Пока тянулась эта переписка, из всех запрошенных мест, из Т-ы, из Одессы, из Кишинева, от сыскной полиции из Петербурга получились сведения о личности и прежних преступлениях Рубцова и отовсюду посылались его фотографические карточки, как снятые в трех центральных тюрьмах, где он успел побывать, так и в виде различных личностей, которыми гримировался. Здесь были карточки также Паратова, Перепелкина и множество других, — словом, все виды, под которыми являлся этот разбойник-протей [Морское божество, сын Посейдона. Обладал необыкновенной способностью к перевоплощению, принимал любые обличья] среди самых разнообразных классов населения провинций и столиц… Судьи и прокуроры разводили только руками и тратили время в бесплодной переписке, как вдруг получилась резолюция главного военного суда, передать дело об атамане разбойничьей шайки Рубцове на рассмотрение кишиневского военного суда, уже судившего и приговорившего остальных членов той же шайки.

Распоряжение это, в тот же день объявленное Рубцову, поразило Клюверса как громом… он сознавал, что с отъездом Рубцова он останется в своей камере одиноким, и мысль об этом одиночестве, в связи с полнейшей уверенностью в своей беспомощности, грызла, убивала его… Один Рубцов, казалось, ожил от этого известия, и целый день ходил из угла в угол своей камеры, насвистывая плясовую, чем выводил своего сожителя из себя!..

— Перестань… брось… не свищи… и без того тошно, — говорил Клюверс… — нашел время радоваться.

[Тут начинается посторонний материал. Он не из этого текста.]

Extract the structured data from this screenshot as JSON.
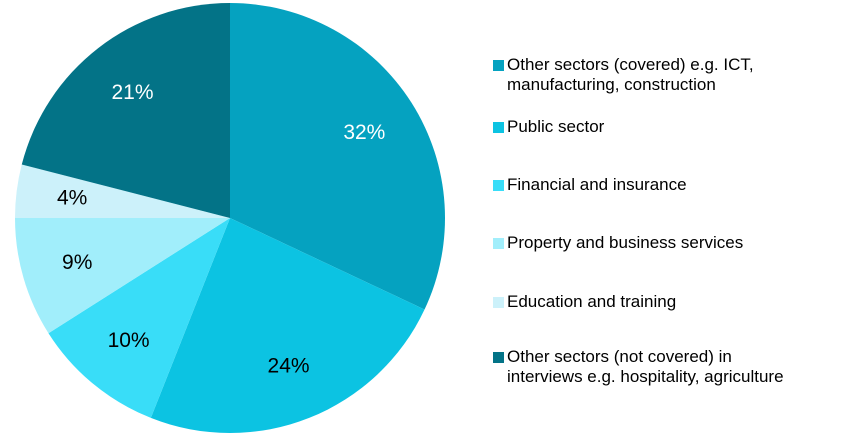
{
  "chart_data": {
    "type": "pie",
    "title": "",
    "start_angle_deg": 0,
    "direction": "clockwise",
    "legend_position": "right",
    "slices": [
      {
        "label": "Other sectors (covered) e.g. ICT, manufacturing, construction",
        "value": 32,
        "value_label": "32%",
        "color": "#05A2C0",
        "label_color": "#ffffff"
      },
      {
        "label": "Public sector",
        "value": 24,
        "value_label": "24%",
        "color": "#0CC3E2",
        "label_color": "#000000"
      },
      {
        "label": "Financial and insurance",
        "value": 10,
        "value_label": "10%",
        "color": "#39DDF8",
        "label_color": "#000000"
      },
      {
        "label": "Property and business services",
        "value": 9,
        "value_label": "9%",
        "color": "#A1EEFB",
        "label_color": "#000000"
      },
      {
        "label": "Education and training",
        "value": 4,
        "value_label": "4%",
        "color": "#CCF1FA",
        "label_color": "#000000"
      },
      {
        "label": "Other sectors (not covered) in interviews e.g. hospitality, agriculture",
        "value": 21,
        "value_label": "21%",
        "color": "#037387",
        "label_color": "#ffffff"
      }
    ]
  },
  "legend": {
    "items": [
      {
        "text": "Other sectors (covered) e.g. ICT,\nmanufacturing, construction",
        "color": "#05A2C0"
      },
      {
        "text": "Public sector",
        "color": "#0CC3E2"
      },
      {
        "text": "Financial and insurance",
        "color": "#39DDF8"
      },
      {
        "text": "Property and business services",
        "color": "#A1EEFB"
      },
      {
        "text": "Education and training",
        "color": "#CCF1FA"
      },
      {
        "text": "Other sectors (not covered) in\ninterviews e.g. hospitality, agriculture",
        "color": "#037387"
      }
    ]
  }
}
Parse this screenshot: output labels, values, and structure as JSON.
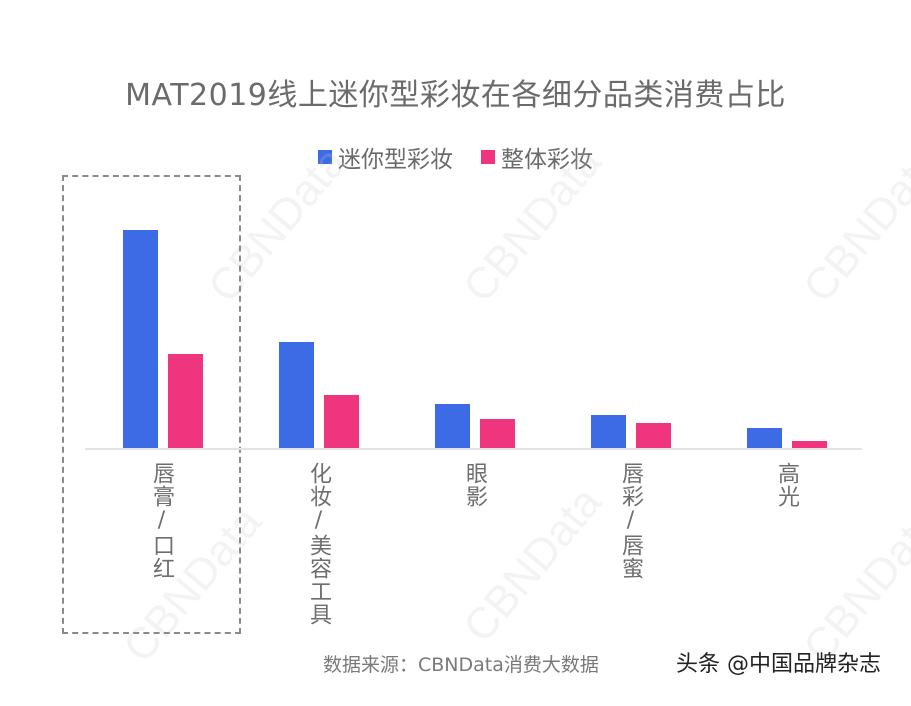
{
  "chart_data": {
    "type": "bar",
    "title": "MAT2019线上迷你型彩妆在各细分品类消费占比",
    "xlabel": "",
    "ylabel": "",
    "categories": [
      "唇膏/口红",
      "化妆/美容工具",
      "眼影",
      "唇彩/唇蜜",
      "高光"
    ],
    "series": [
      {
        "name": "迷你型彩妆",
        "color": "#3d6be6",
        "values": [
          218,
          106,
          44,
          33,
          20
        ]
      },
      {
        "name": "整体彩妆",
        "color": "#f0357f",
        "values": [
          94,
          53,
          29,
          25,
          7
        ]
      }
    ],
    "values_note": "relative bar heights (px), no axis shown",
    "grid": false,
    "legend_position": "top",
    "highlighted_category": "唇膏/口红"
  },
  "legend": [
    {
      "label": "迷你型彩妆",
      "color": "#3d6be6"
    },
    {
      "label": "整体彩妆",
      "color": "#f0357f"
    }
  ],
  "footer": {
    "source": "数据来源：CBNData消费大数据",
    "brand": "头条 @中国品牌杂志"
  },
  "watermark": "CBNData"
}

— Оставь, не мешай… Дельце на ум пришло…

— Дельце… какое дельце?

— Ах ты аспид! Какое другое дельце может на ум прийти, кроме вольной волюшки… За нее и всех бы твоих миллионов не взял бы… Эх!.. Воля!.. И столько горя, столько злой тоски слышалось в этом вздохе, что Клюверсу даже жутко стало… Но вот Рубцов махнул рукой, и снова зашагал по камере, насвистывая плясовую… Темп становился все быстрее и быстрее… словно он хотел взбудоражить всю тюрьму запрещенными звуками… Смотритель несколько раз стучал к нему в дверь, стращая карцером, но Рубцов не унимался… Но вдруг он остановился среди камеры, и ударил себя по лбу рукой.

— Эврика!.. — проговорил он таким веселым, таким довольным голосом, что Клюверс смерил его быстрым испуганным взглядом…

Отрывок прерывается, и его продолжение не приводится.